Falar da termografia como uma técnica poderosa na predição de falhas funcionais e acidentes da indústria não é uma tarefa tão difícil, pois diferentemente de outras técnicas, como análise de vibração, o produto final de uma inspeção termográfica é conceitualmente entendido como auto-explicativo.

Onde aplicar a termografia na indústria?

Instalações elétricas

Pelo fato de ser a temperatura a principal variável detectável no processo de falha de uma instalação elétrica, é onde está concentrada a maior aplicação da termografia na área industrial.

Uma inspeção termográfica em instalações elétricas identificará problemas causados pelas relações corrente/resistência, normalmente provocados por conexões frouxas, corroídas, oxidadas ou por falhas do componente em si. Além disso, erros de projeto, falhas em montagens e até o excesso e/ou falta de manutenções preventivas podem provocar sobreaquecimento nos sistemas elétricos.

Máquinas elétricas

Em motores, geradores e transformadores, a termografia deve ser aplicada de forma correlacionada com outras técnicas. Para os diagnósticos de falhas potenciais elétricas, a termografia infravermelha parte do princípio de que a potência de tais máquinas que não saem na forma de serviço, de alguma maneira está se transformando em perdas e sendo dissipada no meio, através de efeito joule. Estas análises termográficas são tanto qualitativas como quantitativas e permitem ao usuário acompanhar o envelhecimento da máquina, bem como diagnosticar outras falhas decorrentes de curto circuito parcial entre espiras, falha parcial de isolação, refrigeração etc.

Conjuntos rotativos

As inspeções em equipamentos rotativos utilizando a termografia infravermelha aplicam-se em todo e qualquer equipamento onde a temperatura é uma variável mensurável num processo de análise de falha.

Esta aplicação parte do princípio de equilíbrio dinâmico e térmico dos conjuntos de peças giratórias e fixas e é explicada pelas leis da mecânica de fluidos e de transmissão de calor. O aquecimento normal resultante do funcionamento de um equipamento rotativo é função da pressão de trabalho, da velocidade de deslizamento, do coeficiente de atrito das superfícies e da viscosidade do lubrificante. O calor gerado é dissipado pelos processos de condução, convecção e radiação. Desta forma, numa condição normal de funcionamento, o conjunto trabalha em equilíbrio térmico entre o calor gerado e o retirado. Caso haja desequilíbrio térmico ou um equilíbrio em níveis superiores ao de projeto, numa situação em que o sistema de refrigeração esteja normal, é possível, através de análises termográficas qualitativas e/ou quantitativas associar tal irregularidade a uma geração maior de calor, o que de forma geral, representa um provável problema.

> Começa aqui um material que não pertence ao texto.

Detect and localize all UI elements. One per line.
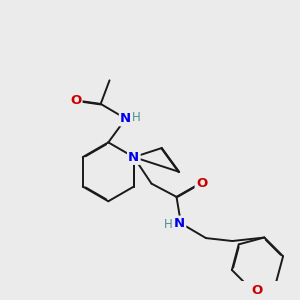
Text: H: H: [164, 218, 173, 231]
Text: N: N: [128, 151, 140, 164]
Text: O: O: [70, 94, 81, 107]
Text: N: N: [120, 112, 131, 125]
Text: N: N: [174, 217, 185, 230]
Text: O: O: [196, 177, 207, 190]
Text: O: O: [251, 284, 263, 297]
Text: H: H: [132, 111, 140, 124]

Como exemplo de aplicação, temos mancais, acoplamentos, polias, transportadores, roletes, bombas, ventiladores, compressores etc. O valor agregado na aplicação da termografia em inspeções de equipamentos rotativos está basicamente na indicação instantânea, clara e exata da área com problemas. Outras técnicas de inspeções, tais como análise de vibração e ultra-som ou ferrografia devem ser utilizadas num processo integrado de análise por multi-parâmetros, com o objetivo de se encontrar e/ou comprovar a causa do problema.

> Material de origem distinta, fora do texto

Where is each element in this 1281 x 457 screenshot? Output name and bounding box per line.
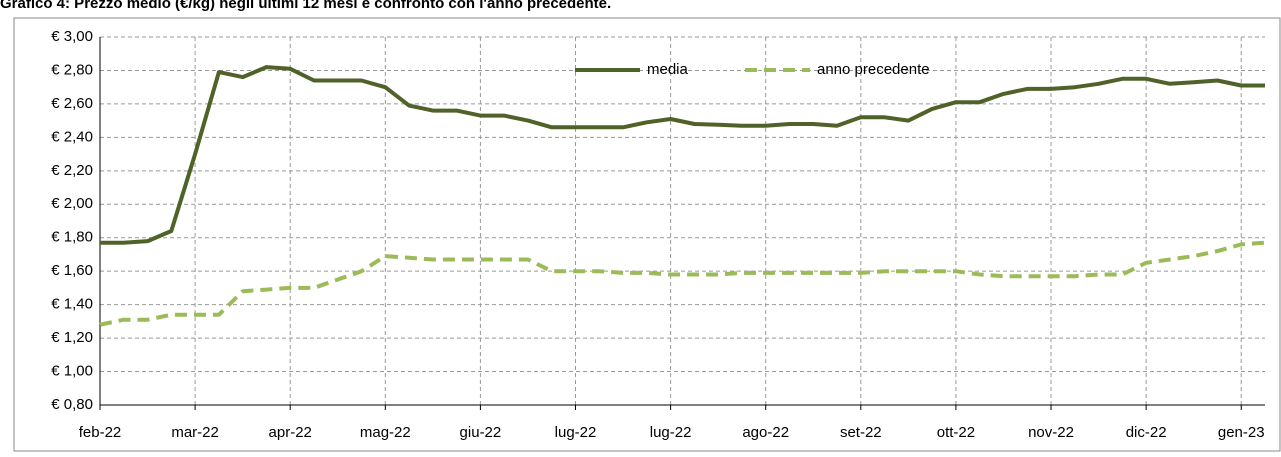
y-tick-label: € 2,00 [51,195,93,212]
x-tick-label: mar-22 [171,424,219,441]
x-tick-label: dic-22 [1126,424,1167,441]
x-tick-label: ott-22 [937,424,975,441]
y-tick-label: € 2,20 [51,162,93,179]
y-tick-label: € 1,20 [51,329,93,346]
y-tick-label: € 1,40 [51,296,93,313]
y-tick-label: € 2,60 [51,95,93,112]
line-series [99,240,1266,327]
x-tick-label: giu-22 [460,424,502,441]
y-tick-label: € 1,60 [51,262,93,279]
legend-label: media [647,61,689,78]
x-tick-label: nov-22 [1028,424,1074,441]
y-tick-label: € 2,80 [51,61,93,78]
chart-border [13,17,1281,452]
x-tick-label: lug-22 [555,424,597,441]
x-tick-label: lug-22 [650,424,692,441]
x-tick-label: set-22 [840,424,882,441]
legend-label: anno precedente [817,61,930,78]
x-tick-label: feb-22 [79,424,122,441]
y-tick-label: € 2,40 [51,128,93,145]
chart-title: Grafico 4: Prezzo medio (€/kg) negli ult… [0,0,611,12]
y-tick-label: € 1,00 [51,363,93,380]
line-series [100,65,1265,245]
y-tick-label: € 0,80 [51,396,93,413]
x-tick-label: gen-23 [1218,424,1265,441]
x-tick-label: apr-22 [269,424,312,441]
y-tick-label: € 1,80 [51,229,93,246]
x-tick-label: ago-22 [742,424,789,441]
x-tick-label: mag-22 [360,424,411,441]
y-tick-label: € 3,00 [51,28,93,45]
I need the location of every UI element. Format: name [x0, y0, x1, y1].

Os benefícios econômicos da termografia

Ainda é comum tratar a detecção de um ponto sobreaquecido como retorno do investimento, utilizando-se o argumento de que se o mesmo não fosse detectado a tempo, poderia ter provocado uma falha e/ou acidente. Entretanto, se fizermos uma análise crítica da anomalia, possivelmente vamos concluir que o que prevaleceu foi o fator sorte, pois as temperaturas já estavam acima de uma zona de previsibilidade de degradação do objeto.

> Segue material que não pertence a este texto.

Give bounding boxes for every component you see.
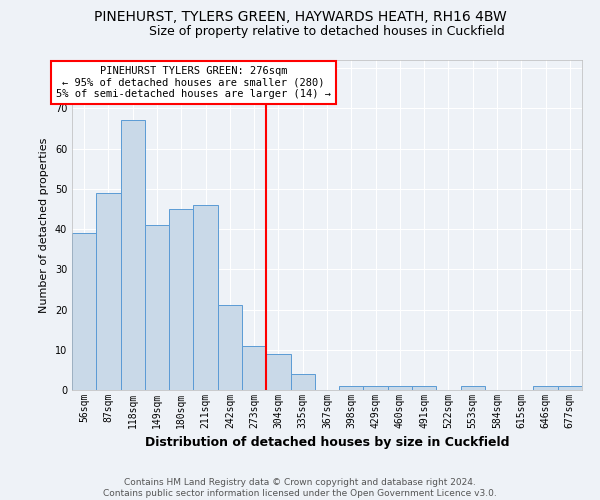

Nestes casos, o recomendado é caracterizar esta anomalia como perdas evitadas e não retorno de investimento e estudar o que mudou e quando mudou para ter provocado este sobreaquecimento. Agora, se você quer de fato retorno de investimento com termografia, trabalhe sobre o risco em potencial, que assim terá argumento técnico convincente para negociar a redução do custo anual com a seguradora!

Como estamos medindo a eficácia dos planos de inspeção termográfica?

Organizações que utilizam a quantidade de pontos detectados ao final de cada inspeção termográfica como fator de medição de eficácia dos planos de inspeção termográfica, estão trabalhando sob dados vulneráveis e facilmente manipuláveis.

Uma maneira de comprovar isso é fazer um teste de repetição com dois termografistas numa mesma rota de inspeção termográfica e veja as discrepâncias.